なんかなぁ…いや、たぶんdeliriumはANARCHYに負けたってことで良いんだろうけど、なんかパッとしない。スッキリしないのだ。ていうかこれ勝ったの獅貴たちって言わないし。
「ふふっ…ぜーんぶ思い通りにいっちゃった」
楽しそうに、嬉しそうに笑う帆乃くんに複雑な感情が湧き上がる。彼には何を言うべきなんだろう…普通に考えて「ありがとう」か…?いやでも助けてなんて言ってないし…。

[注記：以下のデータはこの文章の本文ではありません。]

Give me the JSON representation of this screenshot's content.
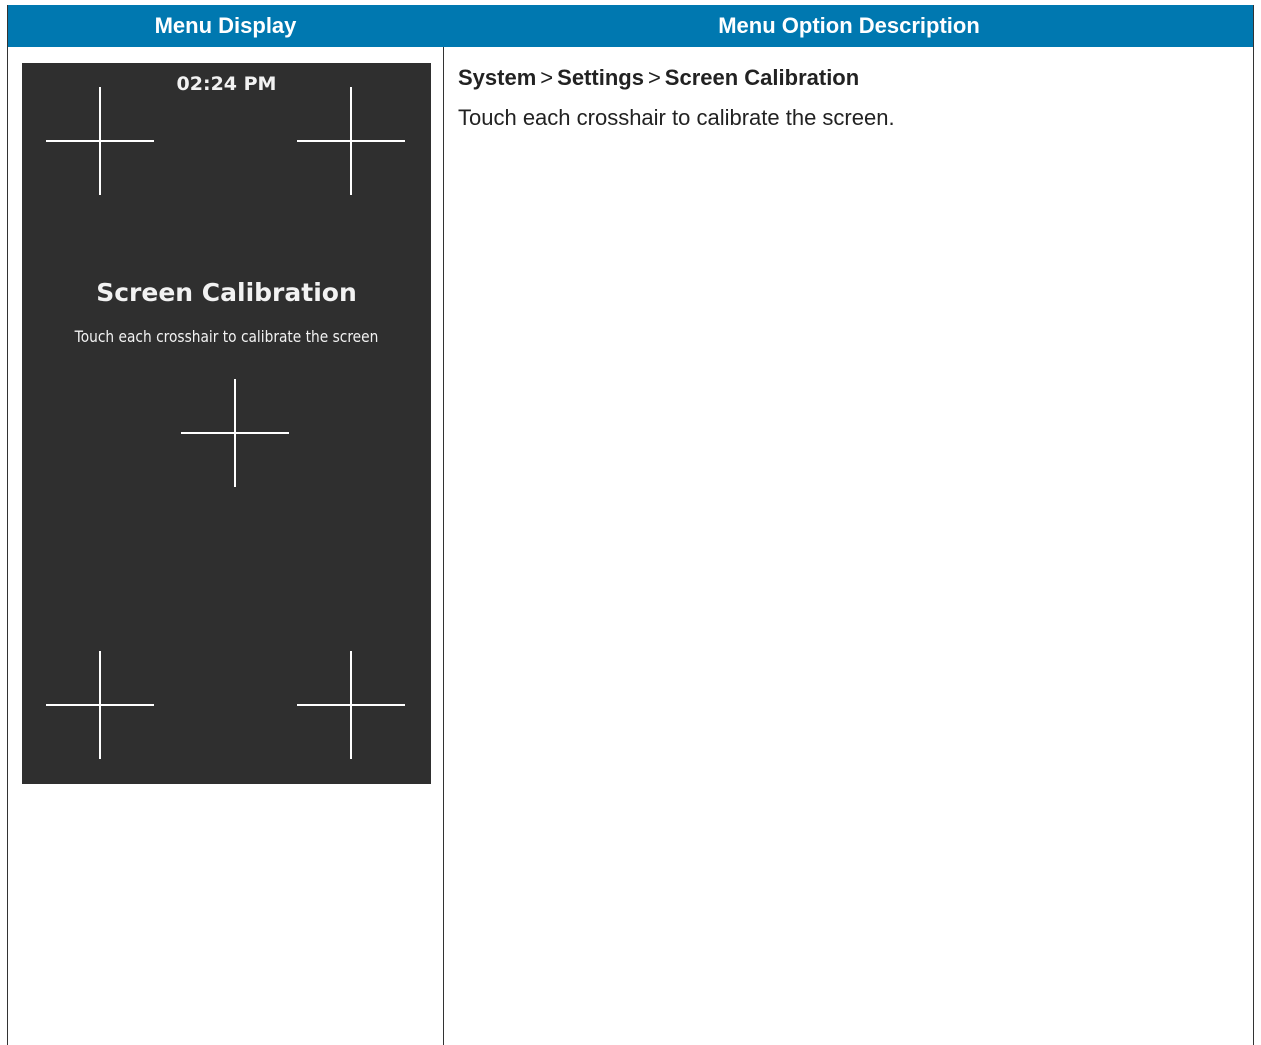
{
  "header": {
    "col1": "Menu Display",
    "col2": "Menu Option Description"
  },
  "screen": {
    "time": "02:24 PM",
    "title": "Screen Calibration",
    "subtitle": "Touch each crosshair to calibrate the screen"
  },
  "description": {
    "path": [
      "System",
      "Settings",
      "Screen Calibration"
    ],
    "separator": ">",
    "text": "Touch each crosshair to calibrate the screen."
  },
  "colors": {
    "header_bg": "#0078b0",
    "screen_bg": "#2f2f2f"
  }
}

完全に帆乃くんの手のひらの上で転がされてた感が否めない。歳下に翻弄される私たちってどうよ…。
ここに来て黒幕登場か。いや黒幕ってわけでもない、のか…?もう分かんねぇなこれ。
「……ほ、ほの…?」
「………え」
動揺したような足取りで前に進んでくる未星くん。帆乃くんの苗字を思い出した私は何となく状況が読めてしまった。取り敢えず未星くんに道を譲るために横に退く。
名前を呼ばれた帆乃くんが嬉しそうに、本当に嬉しそうに笑顔を浮かべた。それはもう満面の笑みだった。ぱあぁ!!って感じの、花が咲くような。